If there was an underlying theme to last week’s Republican National Convention, it was certainly unity. Just days after former president and Republican nominee Donald Trump survived an assassination attempt at a campaign rally in Butler, Pennsylvania, there were numerous calls for unity at the RNC. And it wasn’t just unity within the Republican Party that people were calling for, it was unity within the country that Trump and his allies tried to evoke, or at least claimed to be seeking. While Trump said that he was running to be president “for all of America, not half of America,” during his acceptance speech on Thursday, he abandoned the conciliatory tone in the second half of his address, where he reverted to his well-known, rather divisive rhetoric about Biden’s track record, illegal immigrants and the allegedly stolen 2020 election. One thing became clear though, and that is the fact that the Republican Party has rallied around Trump, whose chances of returning to the White House have rarely looked better.

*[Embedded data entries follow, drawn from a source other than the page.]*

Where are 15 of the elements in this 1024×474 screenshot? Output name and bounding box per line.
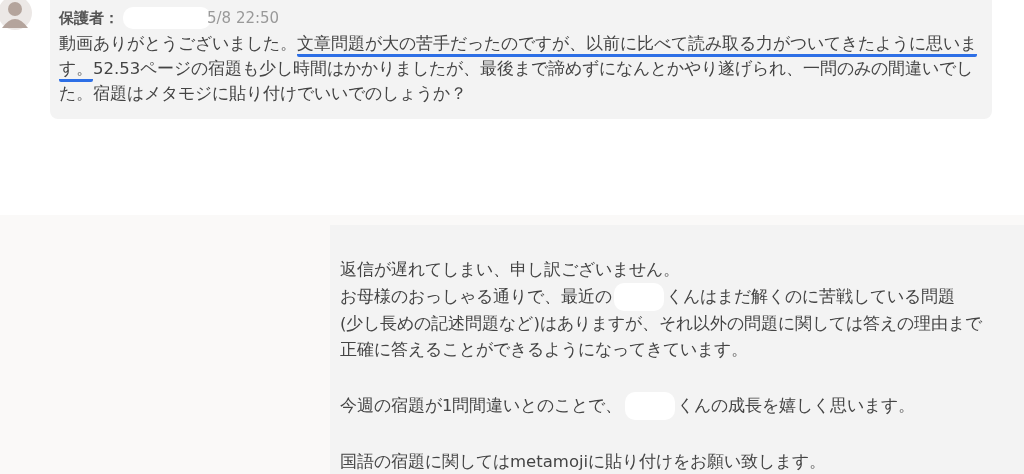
message-text: 動画ありがとうございました。 [59, 33, 297, 55]
message-text: 返信が遅れてしまい、申し訳ございません。 [340, 259, 680, 281]
message-text: くんはまだ解くのに苦戦している問題 [666, 285, 955, 308]
message-text: 国語の宿題に関してはmetamojiに貼り付けをお願い致します。 [340, 451, 827, 473]
message-text: 正確に答えることができるようになってきています。 [340, 339, 748, 361]
underlined-text: す。 [59, 58, 93, 82]
message-text: くんの成長を嬉しく思います。 [676, 394, 915, 417]
message-text: お母様のおっしゃる通りで、最近の [340, 285, 612, 308]
message-text: 52.53ページの宿題も少し時間はかかりましたが、最後まで諦めずになんとかやり遂げられ、一問のみの間違いでし [93, 58, 974, 80]
underlined-text: 文章問題が大の苦手だったのですが、以前に比べて読み取る力がついてきたように思いま [297, 33, 977, 57]
sender-name: 保護者： [59, 7, 119, 29]
message-text: 今週の宿題が1問間違いとのことで、 [340, 394, 623, 417]
timestamp: 5/8 22:50 [207, 7, 280, 29]
message-text: (少し長めの記述問題など)はありますが、それ以外の問題に関しては答えの理由まで [340, 313, 982, 335]
message-text: た。宿題はメタモジに貼り付けでいいでのしょうか？ [59, 83, 467, 105]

Unity is something the Democratic quickly needs to find in the aftermath of President Biden’s decision to withdraw from the race and endorse his current vice president, Kamala Harris. Given the short time that is available until the Democratic National Convention that will take place in Chicago from August 19-22, uniting the party behind a candidate quickly seems crucial in order to run a campaign that can ultimately win the presidency in November. Holding a “mini-primary” ahead of the DNC, which is the preferred option of some within the party, seems like a risk at this point because it would a) display a lack of unity within the party and b) put even more time pressure on whoever emerges as the eventual nominee to set up and run a successful presidential campaign.
As a recent survey conducted by YouGov on behalf of The Economist shows, Americans have already been seeing a lack of unity within the Democratic Party in recent weeks. Just 23 percent of respondents across party lines said that the party was very or somewhat united, while 61 percent stated that the party was very or somewhat divided. Even the majority of Democrats see division within their party, while the opposite is true of the Republican Party. 63 percent of Republicans said that their party was currently very or somewhat united, while just 29 percent saw the party as divided. Among all respondents, 47 percent saw the Republican Party as united, versus 35 percent who said it was divided.